"Yes, yes," I overheard Césarine saying at last, as through a mist of emotion, "you must go some day and see our beautiful mountainous Haiti. I must go myself. I long to go again. I don't care for this gloomy, dull, sunless England. A hand seems always to be beckoning me there. I shall obey it some day, for Haiti—our lovely Haiti, is too beautiful."

Her voice was low and marvellously musical. "Mademoiselle Césarine," I began timidly.

She pouted and looked at me. "Mademoiselle again," she said in a pettish way. "I told you not to call me so, didn't I?"

"Well, then, Césarine," I went on boldly.
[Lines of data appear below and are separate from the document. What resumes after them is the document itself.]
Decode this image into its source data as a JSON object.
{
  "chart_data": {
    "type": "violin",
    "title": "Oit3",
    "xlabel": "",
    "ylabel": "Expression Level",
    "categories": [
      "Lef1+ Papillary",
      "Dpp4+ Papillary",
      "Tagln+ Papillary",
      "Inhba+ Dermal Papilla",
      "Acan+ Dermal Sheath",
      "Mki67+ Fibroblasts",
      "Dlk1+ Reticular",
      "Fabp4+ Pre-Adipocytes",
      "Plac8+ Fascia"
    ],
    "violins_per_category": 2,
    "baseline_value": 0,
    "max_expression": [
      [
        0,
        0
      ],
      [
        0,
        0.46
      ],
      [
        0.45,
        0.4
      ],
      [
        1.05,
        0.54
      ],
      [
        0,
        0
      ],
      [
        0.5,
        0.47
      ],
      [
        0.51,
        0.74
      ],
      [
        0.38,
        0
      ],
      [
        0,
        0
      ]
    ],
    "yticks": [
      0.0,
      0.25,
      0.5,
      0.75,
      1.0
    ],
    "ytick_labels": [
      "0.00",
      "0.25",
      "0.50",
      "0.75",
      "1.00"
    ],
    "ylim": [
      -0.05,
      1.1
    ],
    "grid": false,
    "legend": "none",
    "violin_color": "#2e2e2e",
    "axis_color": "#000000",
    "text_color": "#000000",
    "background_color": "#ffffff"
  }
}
She laughed low, a little laugh of triumph, but did not correct or check me in any way.

"Césarine," I continued, lingering I know not why over the syllables of the name, "I will go, as you say. I shall see Haiti. Why should we not both go together?"

She looked up at me eagerly with a sudden look of hushed inquiry. "You mean it?" she asked, trembling visibly. "You mean it, Mr. Tristram? You know what you are saying?"

"Césarine," I answered, "I mean it. I know it. I cannot go away from you and leave you. Something seems to tie me. I am not my own master.... Césarine, I love you."

My head whirled as I said the words, but I meant them at the time, and heaven knows I tried ever after to live up to them.

She clutched my arm convulsively for a moment. Her face was aglow with a wonderful light, and her eyes burned like a pair of diamonds. "But the other girl!" she cried. "Her! Miss Latham! The one you call Irene! You are ... in love with her! Are you not? Tell me!"

"I have never proposed to Irene," I replied slowly. "I have never asked any other woman but you to marry me, Césarine."